= Three in Norway (by two of them) =

1882 travelogue of Norway

Three in Norway (by two of them) is a travelogue from the 19th century in Norway, written by James A. Lees and Walter J. Clutterbuck. Fjågesund and Syme identify it as one of the most frequently reprinted travel accounts for Norway.

==Development of the narrative==
First published in 1882, the book tells, in an engaging humorous and deadpan style, the adventures of three friends who set out to fish and shoot through one long summer, traveling by canoe and camping along the way through Espedalen to Jotunheimen, a mountainous area. This amusing party make light of the rigours of outdoor life in Norway and enjoy every minute of their idyllic tour, with pristine lakes full of large eager trout, which have never seen an artificial fly, heather hills rich with ptarmigan and reindeer, the characters among the Norwegian country folk they encounter. A typical sentence from the book: "It continued raining in a nice keep-at-it-all-day-if-you-like kind of manner, so we resided in the tent, and read, and indulged in whisky and water for lunch to counteract any ill effects of the reading – for some of it was poetry."

==Publication history==
There were many editions published in the latter years of the nineteenth century.

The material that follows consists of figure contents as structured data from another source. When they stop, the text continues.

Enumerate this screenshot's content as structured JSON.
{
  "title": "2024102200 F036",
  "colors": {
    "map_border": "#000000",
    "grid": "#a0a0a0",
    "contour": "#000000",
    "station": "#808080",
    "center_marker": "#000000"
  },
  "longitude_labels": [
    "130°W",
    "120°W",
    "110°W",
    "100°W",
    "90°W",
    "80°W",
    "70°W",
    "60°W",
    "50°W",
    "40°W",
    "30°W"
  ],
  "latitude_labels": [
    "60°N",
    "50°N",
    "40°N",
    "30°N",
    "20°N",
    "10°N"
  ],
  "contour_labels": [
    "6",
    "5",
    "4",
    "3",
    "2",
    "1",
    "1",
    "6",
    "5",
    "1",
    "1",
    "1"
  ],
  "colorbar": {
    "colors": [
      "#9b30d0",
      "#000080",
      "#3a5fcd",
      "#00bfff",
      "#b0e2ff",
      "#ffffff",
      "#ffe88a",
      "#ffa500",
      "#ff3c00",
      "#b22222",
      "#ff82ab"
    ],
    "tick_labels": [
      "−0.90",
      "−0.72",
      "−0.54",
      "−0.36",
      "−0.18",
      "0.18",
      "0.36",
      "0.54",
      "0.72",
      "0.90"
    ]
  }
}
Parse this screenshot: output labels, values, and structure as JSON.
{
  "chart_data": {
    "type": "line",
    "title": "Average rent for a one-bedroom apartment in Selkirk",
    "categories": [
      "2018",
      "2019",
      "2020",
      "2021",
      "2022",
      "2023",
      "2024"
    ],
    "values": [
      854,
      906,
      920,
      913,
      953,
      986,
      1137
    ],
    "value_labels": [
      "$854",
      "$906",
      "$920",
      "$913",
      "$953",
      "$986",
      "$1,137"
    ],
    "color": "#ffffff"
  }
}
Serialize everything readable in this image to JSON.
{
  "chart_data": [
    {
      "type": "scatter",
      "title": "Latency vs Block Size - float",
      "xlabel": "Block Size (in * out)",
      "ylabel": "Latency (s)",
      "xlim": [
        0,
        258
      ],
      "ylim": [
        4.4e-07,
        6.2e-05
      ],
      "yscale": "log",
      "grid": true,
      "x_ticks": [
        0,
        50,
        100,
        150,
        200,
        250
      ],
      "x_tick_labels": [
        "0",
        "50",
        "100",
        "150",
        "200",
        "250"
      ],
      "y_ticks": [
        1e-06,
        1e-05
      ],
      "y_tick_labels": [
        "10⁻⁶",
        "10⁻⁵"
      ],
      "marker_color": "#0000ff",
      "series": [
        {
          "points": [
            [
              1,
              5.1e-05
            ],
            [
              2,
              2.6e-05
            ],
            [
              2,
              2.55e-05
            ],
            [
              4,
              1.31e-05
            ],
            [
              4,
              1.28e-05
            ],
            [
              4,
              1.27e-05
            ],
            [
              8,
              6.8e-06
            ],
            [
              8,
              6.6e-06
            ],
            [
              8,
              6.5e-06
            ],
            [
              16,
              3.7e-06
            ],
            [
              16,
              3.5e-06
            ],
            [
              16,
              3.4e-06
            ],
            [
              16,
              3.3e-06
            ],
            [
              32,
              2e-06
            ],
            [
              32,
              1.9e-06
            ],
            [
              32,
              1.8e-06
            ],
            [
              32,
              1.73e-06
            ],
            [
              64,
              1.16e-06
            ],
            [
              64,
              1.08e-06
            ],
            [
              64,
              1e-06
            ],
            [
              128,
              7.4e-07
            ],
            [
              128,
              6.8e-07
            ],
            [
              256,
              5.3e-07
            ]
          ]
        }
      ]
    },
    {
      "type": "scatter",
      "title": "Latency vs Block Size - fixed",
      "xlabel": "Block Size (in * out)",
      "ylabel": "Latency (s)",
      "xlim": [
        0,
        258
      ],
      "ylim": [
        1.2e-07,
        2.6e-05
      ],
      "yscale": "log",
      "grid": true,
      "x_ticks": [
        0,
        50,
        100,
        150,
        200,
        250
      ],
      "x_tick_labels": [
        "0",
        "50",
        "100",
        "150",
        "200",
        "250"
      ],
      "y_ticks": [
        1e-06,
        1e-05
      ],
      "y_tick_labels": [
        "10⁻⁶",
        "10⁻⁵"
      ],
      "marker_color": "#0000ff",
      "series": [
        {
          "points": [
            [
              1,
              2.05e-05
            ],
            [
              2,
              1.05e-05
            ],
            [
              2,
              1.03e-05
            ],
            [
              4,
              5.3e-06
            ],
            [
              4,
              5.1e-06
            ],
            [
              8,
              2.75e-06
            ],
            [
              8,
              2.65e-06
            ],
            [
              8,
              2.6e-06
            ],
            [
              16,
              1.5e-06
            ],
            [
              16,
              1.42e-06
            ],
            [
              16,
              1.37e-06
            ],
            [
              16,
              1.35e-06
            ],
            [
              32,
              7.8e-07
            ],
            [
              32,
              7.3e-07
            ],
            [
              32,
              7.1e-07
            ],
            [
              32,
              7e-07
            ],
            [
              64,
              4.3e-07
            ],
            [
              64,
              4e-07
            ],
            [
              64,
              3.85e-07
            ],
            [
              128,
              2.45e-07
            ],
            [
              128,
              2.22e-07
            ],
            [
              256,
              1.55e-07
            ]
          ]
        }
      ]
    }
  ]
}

A 2003 limited edition published by The Flyfisher's Classic Library quickly sold out, and in 2008/9 there was a new Flyfisher's Classic Library edition, as well as a new paperback edition published by Coch-y-Bonddu Books. These editions carry a new introduction by Jon Beer, who retraced the steps of the Three in Norway over 100 years later.

It served as an inspiration for the travelogue Three Men in a Boat (To Say Nothing of the Dog), a humorous account by Jerome K. Jerome of a boating holiday on the River Thames between Kingston upon Thames and Oxford, which was published in 1889.